Techniques for Skull Base Reconstruction in Endoscopic Surgery


Indications and Preoperative Considerations

  • Postoperative CSF leak is one of the most important complications secondary to endoscopic skull base surgery.

  • Skull base reconstruction techniques have been instrumental for the development of endoscopic skull base surgery. Continuous research has been done during the past decade on new approaches, techniques and materials to improve its clinical results.

  • Currently, the endoscopic endonasal approach is the preferred method for repair of anterior skull base and cerebrospinal fluid leakage in the majority of cases.

  • Besides being less invasive than its transcranial counterpart, different clinical series have demonstrated that endoscopic skull base repair is effective in over 90% of cases for closure of CSF leaks.

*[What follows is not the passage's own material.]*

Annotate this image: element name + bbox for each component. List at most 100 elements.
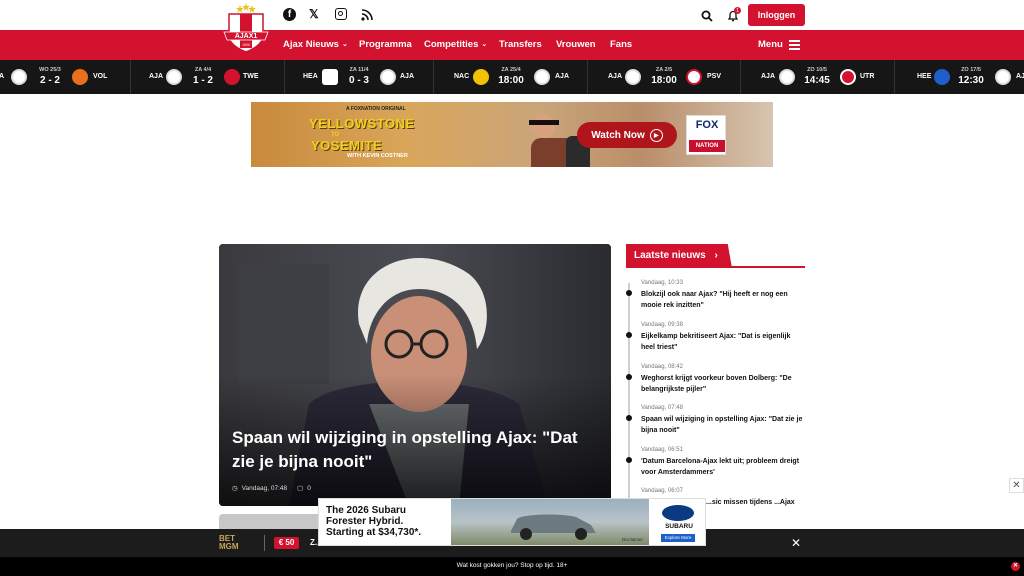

  • Numerous variations for the construction of skull base repair have been proposed, including:

    • Autologous materials: fascia lata, fat and pericranium grafts

    • Synthetic materials: Duragen, Duraseal

    • Bone flaps

    • Mucosal flaps: rescue flaps, turbinate flaps, Hadad–Bassagasteguy flap.

  • The vascularized nasoseptal flap or Hadad–Bassagasteguy (HB) flap is one of the most important technical developments of endoscopic surgery. It has a major role in the feasibility of extended approaches to the anterior, middle and posterior fossa, reducing the risks of postoperative CSF leakage in large skull base defects, to less than 5%.

  • Advantages of using a pedicled flap:

    • Promotion of rapid healing.

    • Provision of an effective barrier against CSF leaks.

    • Wide arc of rotation: the surgeon is able to reach defects from the frontal sinus to the lower clivus.

  • Different techniques may be applied for sellar reconstruction, including insertion of fat grafts and biological sealants, gasket seal and multilayer reconstruction techniques.

  • The surgeon must plan the skull base reconstruction depending on:

    • Etiology of the skull base defect.

    • If the defect has been a consequence of tumor resection it is important to consider the pathology, the location of the lesion and if the lesion requires further debulking.

    • When intraoperative CSF leakage is expected and/or observed (e.g. while resecting the suprasellar component).